Paul Scholten Colloquium with Tim Wolff
In jurisdictions where a right to freedom of belief is enshrined in law, especially where this right is partly guaranteed in the form of exemptions, courts (and other officials) must make sure that individuals who invoke it are not being dishonest about what they claim to believe. But determining sincerity in this context is a notoriously delicate matter and there is no consensus about which types of considerations are legitimate.

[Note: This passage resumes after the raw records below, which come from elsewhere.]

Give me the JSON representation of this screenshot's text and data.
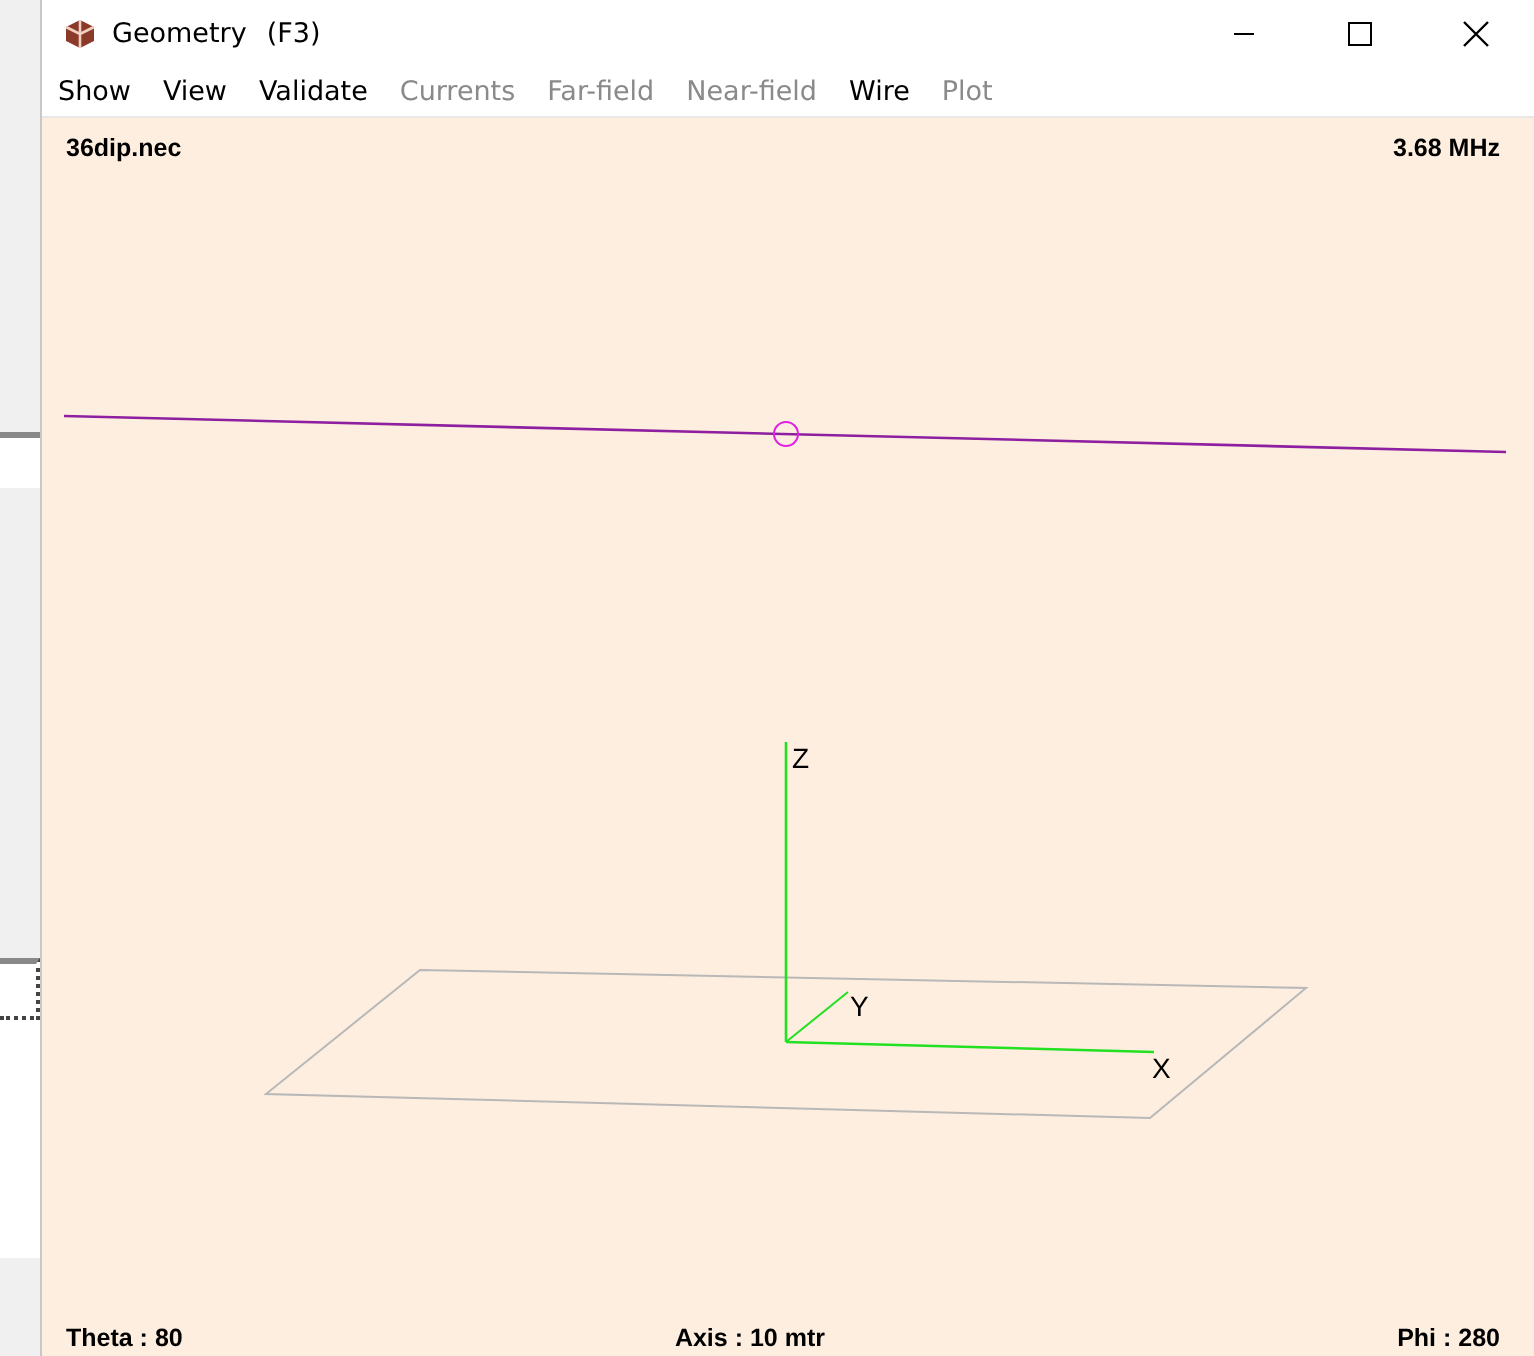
{
  "window": {
    "title": "Geometry",
    "shortcut": "(F3)"
  },
  "menu": [
    {
      "label": "Show",
      "disabled": false
    },
    {
      "label": "View",
      "disabled": false
    },
    {
      "label": "Validate",
      "disabled": false
    },
    {
      "label": "Currents",
      "disabled": true
    },
    {
      "label": "Far-field",
      "disabled": true
    },
    {
      "label": "Near-field",
      "disabled": true
    },
    {
      "label": "Wire",
      "disabled": false
    },
    {
      "label": "Plot",
      "disabled": true
    }
  ],
  "canvas": {
    "file": "36dip.nec",
    "frequency": "3.68 MHz",
    "axis_labels": [
      "Z",
      "Y",
      "X"
    ],
    "theta": "Theta : 80",
    "axis": "Axis : 10 mtr",
    "phi": "Phi : 280"
  }
}
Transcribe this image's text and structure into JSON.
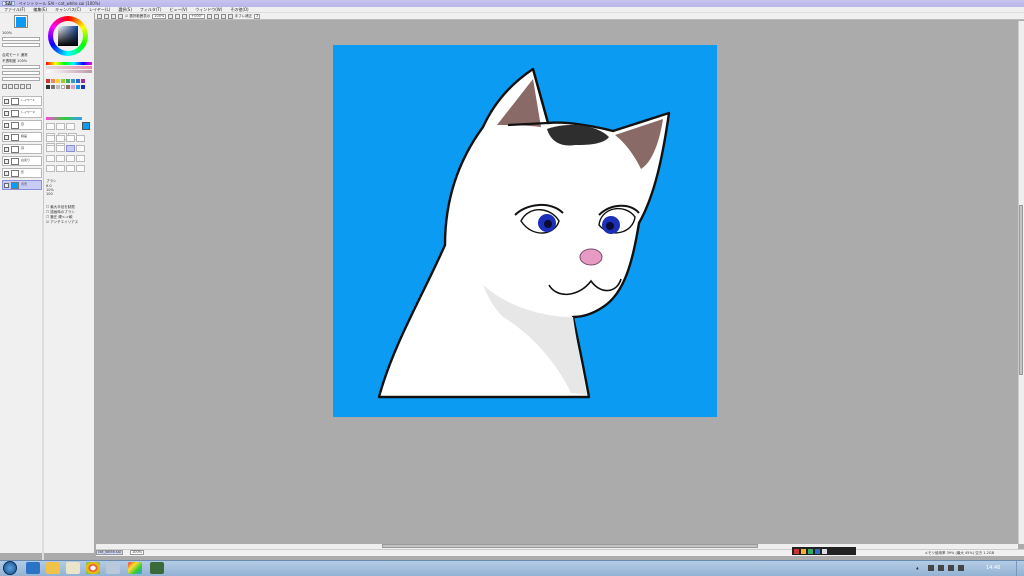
{
  "app": {
    "logo_label": "SAI",
    "window_title": "ペイントツール SAI - cat_white.sai (100%)"
  },
  "menu": [
    {
      "label": "ファイル(F)"
    },
    {
      "label": "編集(E)"
    },
    {
      "label": "キャンバス(C)"
    },
    {
      "label": "レイヤー(L)"
    },
    {
      "label": "選択(S)"
    },
    {
      "label": "フィルタ(T)"
    },
    {
      "label": "ビュー(V)"
    },
    {
      "label": "ウィンドウ(W)"
    },
    {
      "label": "その他(O)"
    }
  ],
  "toolbar": {
    "selection_checkbox_label": "選択範囲表示",
    "zoom_value": "100%",
    "rotation_value": "+000°",
    "stabilizer_label": "手ブレ補正",
    "stabilizer_value": "3"
  },
  "left_panel": {
    "color_hex": "#0d3f94",
    "opacity_label": "不透明度",
    "opacity_value": "100%",
    "blend_label": "合成モード",
    "blend_value": "通常"
  },
  "layers": [
    {
      "name": "レイヤー1"
    },
    {
      "name": "レイヤー2"
    },
    {
      "name": "目"
    },
    {
      "name": "線画"
    },
    {
      "name": "耳"
    },
    {
      "name": "白塗り"
    },
    {
      "name": "影"
    },
    {
      "name": "背景"
    }
  ],
  "tool_options": {
    "brush_label": "ブラシ",
    "brush_size": "6.0",
    "min_size": "10%",
    "density": "100",
    "options": [
      "最大半径を制限",
      "描画時のブラシ",
      "筆圧 硬<->軟",
      "アンチエイリアス"
    ]
  },
  "statusbar": {
    "file_tab": "cat_white.sai",
    "zoom_tab": "100%",
    "memory": "メモリ使用率 39% (最大 45%) 空き 1.2GB"
  },
  "taskbar": {
    "time": "14:46"
  },
  "colors": {
    "canvas_bg": "#0c9bf2",
    "cat_white": "#ffffff",
    "ear_inner": "#8a6a66",
    "eye_iris": "#1c2fb8",
    "nose": "#e79bc4",
    "head_patch": "#2e2e2e",
    "titlebar": "#bfbcee"
  }
}
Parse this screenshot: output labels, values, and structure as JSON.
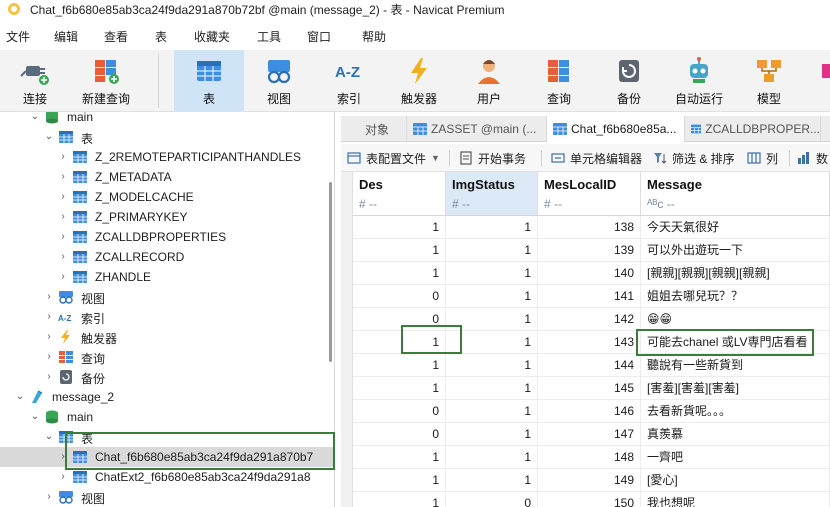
{
  "window": {
    "title": "Chat_f6b680e85ab3ca24f9da291a870b72bf @main (message_2) - 表 - Navicat Premium"
  },
  "menu": [
    "文件",
    "编辑",
    "查看",
    "表",
    "收藏夹",
    "工具",
    "窗口",
    "帮助"
  ],
  "toolbar": [
    {
      "label": "连接",
      "icon": "connection-icon"
    },
    {
      "label": "新建查询",
      "icon": "new-query-icon"
    },
    {
      "label": "表",
      "icon": "table-icon",
      "active": true
    },
    {
      "label": "视图",
      "icon": "view-icon"
    },
    {
      "label": "索引",
      "icon": "index-icon"
    },
    {
      "label": "触发器",
      "icon": "trigger-icon"
    },
    {
      "label": "用户",
      "icon": "user-icon"
    },
    {
      "label": "查询",
      "icon": "query-icon"
    },
    {
      "label": "备份",
      "icon": "backup-icon"
    },
    {
      "label": "自动运行",
      "icon": "automation-icon"
    },
    {
      "label": "模型",
      "icon": "model-icon"
    }
  ],
  "navigator": {
    "rows": [
      {
        "label": "main",
        "icon": "database-icon",
        "level": 1,
        "chevron": "open"
      },
      {
        "label": "表",
        "icon": "table-icon",
        "level": 2,
        "chevron": "open"
      },
      {
        "label": "Z_2REMOTEPARTICIPANTHANDLES",
        "icon": "table-icon",
        "level": 3,
        "chevron": "closed"
      },
      {
        "label": "Z_METADATA",
        "icon": "table-icon",
        "level": 3,
        "chevron": "closed"
      },
      {
        "label": "Z_MODELCACHE",
        "icon": "table-icon",
        "level": 3,
        "chevron": "closed"
      },
      {
        "label": "Z_PRIMARYKEY",
        "icon": "table-icon",
        "level": 3,
        "chevron": "closed"
      },
      {
        "label": "ZCALLDBPROPERTIES",
        "icon": "table-icon",
        "level": 3,
        "chevron": "closed"
      },
      {
        "label": "ZCALLRECORD",
        "icon": "table-icon",
        "level": 3,
        "chevron": "closed"
      },
      {
        "label": "ZHANDLE",
        "icon": "table-icon",
        "level": 3,
        "chevron": "closed"
      },
      {
        "label": "视图",
        "icon": "view-icon",
        "level": 2,
        "chevron": "closed"
      },
      {
        "label": "索引",
        "icon": "index-icon",
        "level": 2,
        "chevron": "closed"
      },
      {
        "label": "触发器",
        "icon": "trigger-icon",
        "level": 2,
        "chevron": "closed"
      },
      {
        "label": "查询",
        "icon": "query-icon",
        "level": 2,
        "chevron": "closed"
      },
      {
        "label": "备份",
        "icon": "backup-icon",
        "level": 2,
        "chevron": "closed"
      },
      {
        "label": "message_2",
        "icon": "sqlite-connection-icon",
        "level": 0,
        "chevron": "open"
      },
      {
        "label": "main",
        "icon": "database-icon",
        "level": 1,
        "chevron": "open"
      },
      {
        "label": "表",
        "icon": "table-icon",
        "level": 2,
        "chevron": "open"
      },
      {
        "label": "Chat_f6b680e85ab3ca24f9da291a870b7",
        "icon": "table-icon",
        "level": 3,
        "chevron": "closed",
        "selected": true
      },
      {
        "label": "ChatExt2_f6b680e85ab3ca24f9da291a8",
        "icon": "table-icon",
        "level": 3,
        "chevron": "closed"
      },
      {
        "label": "视图",
        "icon": "view-icon",
        "level": 2,
        "chevron": "closed"
      }
    ]
  },
  "tabs": [
    {
      "label": "对象",
      "active": false
    },
    {
      "label": "ZASSET @main (...",
      "active": false
    },
    {
      "label": "Chat_f6b680e85a...",
      "active": true
    },
    {
      "label": "ZCALLDBPROPER...",
      "active": false
    },
    {
      "label": "",
      "active": false
    }
  ],
  "table_toolbar": [
    {
      "label": "表配置文件",
      "icon": "table-profile-icon",
      "dropdown": true
    },
    {
      "label": "开始事务",
      "icon": "begin-transaction-icon"
    },
    {
      "label": "单元格编辑器",
      "icon": "cell-editor-icon"
    },
    {
      "label": "筛选 & 排序",
      "icon": "filter-sort-icon"
    },
    {
      "label": "列",
      "icon": "columns-icon"
    },
    {
      "label": "数",
      "icon": "data-icon"
    }
  ],
  "grid": {
    "columns": [
      {
        "name": "Des",
        "type": "# --"
      },
      {
        "name": "ImgStatus",
        "type": "# --"
      },
      {
        "name": "MesLocalID",
        "type": "# --"
      },
      {
        "name": "Message",
        "type": "ᴬᴮc --"
      }
    ],
    "rows": [
      [
        "1",
        "1",
        "138",
        "今天天氣很好"
      ],
      [
        "1",
        "1",
        "139",
        "可以外出遊玩一下"
      ],
      [
        "1",
        "1",
        "140",
        "[親親][親親][親親][親親]"
      ],
      [
        "0",
        "1",
        "141",
        "姐姐去哪兒玩？？"
      ],
      [
        "0",
        "1",
        "142",
        "😁😁"
      ],
      [
        "1",
        "1",
        "143",
        "可能去chanel 或LV専門店看看"
      ],
      [
        "1",
        "1",
        "144",
        "聽說有一些新貨到"
      ],
      [
        "1",
        "1",
        "145",
        "[害羞][害羞][害羞]"
      ],
      [
        "0",
        "1",
        "146",
        "去看新貨呢。。。"
      ],
      [
        "0",
        "1",
        "147",
        "真羨慕"
      ],
      [
        "1",
        "1",
        "148",
        "一齊吧"
      ],
      [
        "1",
        "1",
        "149",
        "[愛心]"
      ],
      [
        "1",
        "0",
        "150",
        "我也想呢"
      ]
    ]
  },
  "colors": {
    "highlight_box": "#3a7d3a",
    "active_tool_bg": "#cfe4f7",
    "selected_col_bg": "#dbe8f6"
  }
}
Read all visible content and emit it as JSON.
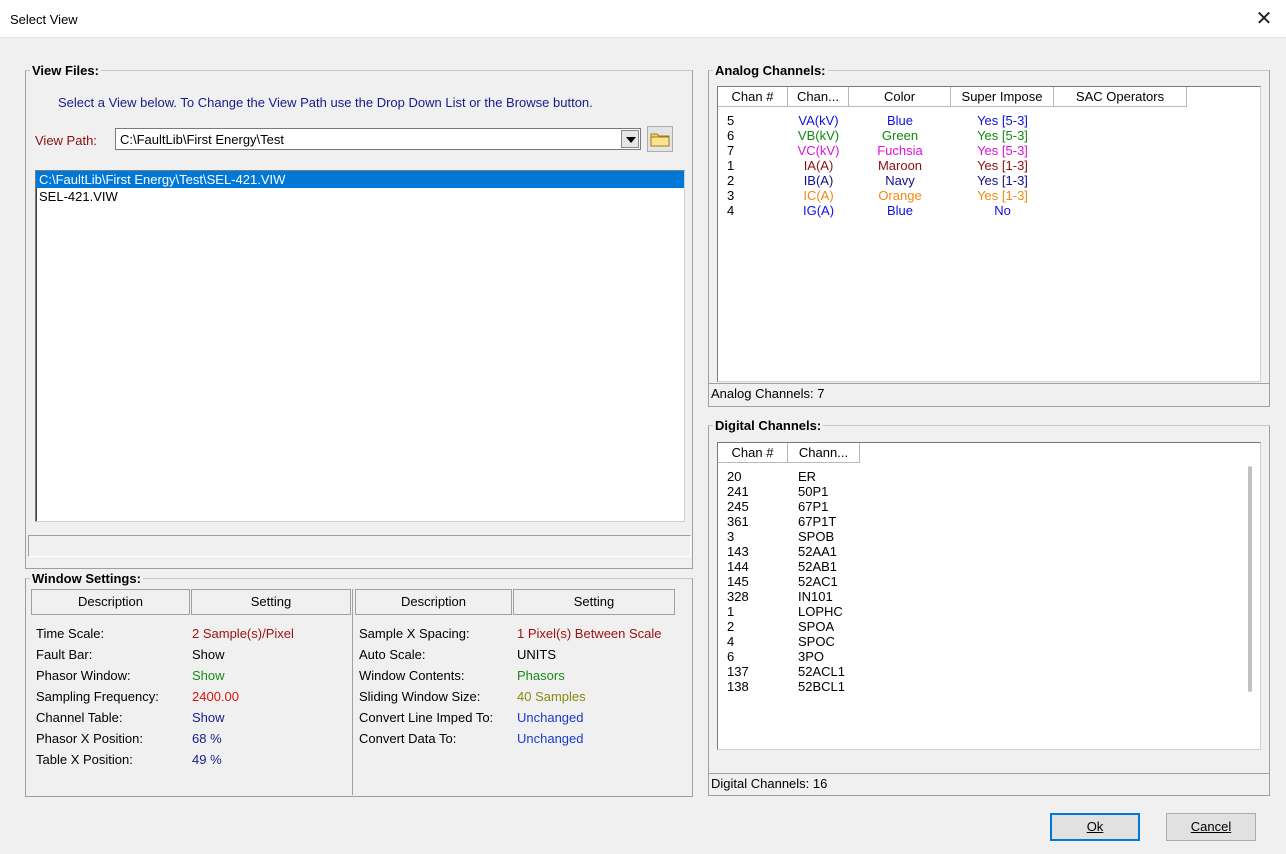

The first objective of this article is to outline what I take to be the most defensible approach to this issue. The central questions here are: Which types of circumstance raise legitimate doubts about sincerity? And: What evidentiary role should these circumstances play in the judicial fact-finding process? The second objective is more descriptive. Most of the literature focuses on the way American and British courts determine sincerity of belief. In this article I would like to turn the spotlight on the European Court of Human Rights (ECtHR). With respect to Article 9 of the European Convention of Human Rights (ECHR), the ECtHR is of the opinion that ‘domestic authorities are not justified in casting doubt on the sincerity of the beliefs which an individual claims to hold without supporting their position with solid, cogent evidence.’ Given this strong admonition directed to the member states it would, I believe, be interesting to know when, how, and on the basis of which criteria the ECtHR itself goes about determining sincerity in Article 9 cases (or rather, how the ECtHR supervises the way states perform this task).